Introduction: Little is known of the clinical significance of myocardial bridges, which may be recognised as the narrowing of the systolic coronary artery as seen in an angiography. In this study, our goal was to review the literature information about the anatomic aspects, the clinical manifestations and implications, and the angiographic characteristics.

Materials and Methods: The angiographic data of 7200 adult patients undergoing coronary angiography were retrospectively analysed for the diagnosis of myocardial bridge. The main angiographic evidence of a myocardial bridge that we required was the narrowing of a systolic coronary artery resulting in at least 50% reduction of lumen diameter in comparison with the diastolic phase. All coronary angiograms were reviewed independently by at least 2 of the authors and the case was included only if there was a consensus that the myocardial bridge resulted in 50% narrowing or more.

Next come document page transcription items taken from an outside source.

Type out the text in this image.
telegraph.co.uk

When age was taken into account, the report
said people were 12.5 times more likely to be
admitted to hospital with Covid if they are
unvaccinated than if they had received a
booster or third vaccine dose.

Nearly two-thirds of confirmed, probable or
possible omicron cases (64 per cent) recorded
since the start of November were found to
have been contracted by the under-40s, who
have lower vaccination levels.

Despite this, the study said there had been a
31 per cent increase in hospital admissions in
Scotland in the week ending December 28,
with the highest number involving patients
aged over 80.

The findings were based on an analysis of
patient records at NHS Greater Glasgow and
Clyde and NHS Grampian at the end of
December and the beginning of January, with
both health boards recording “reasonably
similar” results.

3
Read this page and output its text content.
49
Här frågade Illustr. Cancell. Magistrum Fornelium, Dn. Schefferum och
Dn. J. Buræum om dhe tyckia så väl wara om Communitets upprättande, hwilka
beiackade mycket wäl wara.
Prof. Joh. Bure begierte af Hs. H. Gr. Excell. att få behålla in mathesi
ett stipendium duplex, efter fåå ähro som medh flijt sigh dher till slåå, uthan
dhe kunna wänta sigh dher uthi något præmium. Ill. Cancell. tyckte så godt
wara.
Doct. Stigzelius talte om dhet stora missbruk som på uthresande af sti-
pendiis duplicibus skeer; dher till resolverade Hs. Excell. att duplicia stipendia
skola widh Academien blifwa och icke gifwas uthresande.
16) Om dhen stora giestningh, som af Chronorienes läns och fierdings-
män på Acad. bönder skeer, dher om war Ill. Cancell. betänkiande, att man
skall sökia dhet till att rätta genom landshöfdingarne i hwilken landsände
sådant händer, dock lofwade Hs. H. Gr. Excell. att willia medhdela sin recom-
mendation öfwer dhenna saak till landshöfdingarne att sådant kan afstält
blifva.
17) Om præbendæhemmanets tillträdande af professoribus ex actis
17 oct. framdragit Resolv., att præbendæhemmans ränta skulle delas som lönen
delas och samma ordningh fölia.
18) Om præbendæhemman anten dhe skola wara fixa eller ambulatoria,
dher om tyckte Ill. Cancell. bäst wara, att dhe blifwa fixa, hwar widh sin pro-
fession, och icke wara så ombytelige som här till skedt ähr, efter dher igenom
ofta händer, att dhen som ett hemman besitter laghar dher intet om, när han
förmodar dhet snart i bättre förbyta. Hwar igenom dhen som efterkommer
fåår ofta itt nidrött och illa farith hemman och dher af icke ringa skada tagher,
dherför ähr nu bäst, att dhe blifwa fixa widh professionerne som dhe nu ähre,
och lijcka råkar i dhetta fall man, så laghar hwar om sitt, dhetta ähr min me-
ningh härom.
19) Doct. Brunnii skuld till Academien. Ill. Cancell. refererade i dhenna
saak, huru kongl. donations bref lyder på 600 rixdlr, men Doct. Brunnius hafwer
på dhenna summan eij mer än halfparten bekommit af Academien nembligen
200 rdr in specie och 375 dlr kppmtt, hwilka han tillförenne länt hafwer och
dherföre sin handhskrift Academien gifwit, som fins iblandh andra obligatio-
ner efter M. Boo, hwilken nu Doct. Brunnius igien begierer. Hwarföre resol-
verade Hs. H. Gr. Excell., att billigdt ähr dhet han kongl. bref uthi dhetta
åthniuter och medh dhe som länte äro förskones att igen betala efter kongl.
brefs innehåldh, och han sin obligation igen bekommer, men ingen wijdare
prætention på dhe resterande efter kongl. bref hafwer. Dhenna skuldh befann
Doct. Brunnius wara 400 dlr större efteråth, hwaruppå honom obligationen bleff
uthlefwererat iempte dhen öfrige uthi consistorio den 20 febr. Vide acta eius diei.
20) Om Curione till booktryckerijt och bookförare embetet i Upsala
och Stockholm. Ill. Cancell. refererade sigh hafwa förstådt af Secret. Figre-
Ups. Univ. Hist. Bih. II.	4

Results: Myocardial bridge was present in 29 (0.4%) of the 7200 coronary angiographies. The location of the myocardial bridge was in the left anterior descending coronary artery in 28 cases (96.5%), and the left circumflex coronary artery in 1 case (3.4%). Myocardial bridge was most common in the middle segment of the left anterior descending coronary artery (78.5 %). Each of these patients with myocardial bridge was referred for angiography because of symptom of chest pain alone or symptom of chest pain, palpitations and dyspnoea. Of the 29 patients with myocardial bridge, 2 patients without any symptom, demonstrated ischaemia as assessed by Tc-99m MIBI myocardial perfusion scintigraphy.

Conclusion: Chest pain was the common reason for angiography in patients with myocardial bridge. The incidence of myocardial bridge may vary according to population. Myocardial bridge is more frequently found in the middle segment of the left anterior descending coronary artery.


Myocardial bridge, intramural coronary artery, coronary artery over bridging and myocardial loop are essentially the different terms used to designate the same phenomenon. Myocardial bridge was first described by Reyman in 1737 as an anatomical curiosity – the overlaying of the left anterior descending coronary artery by a myocardial bridge.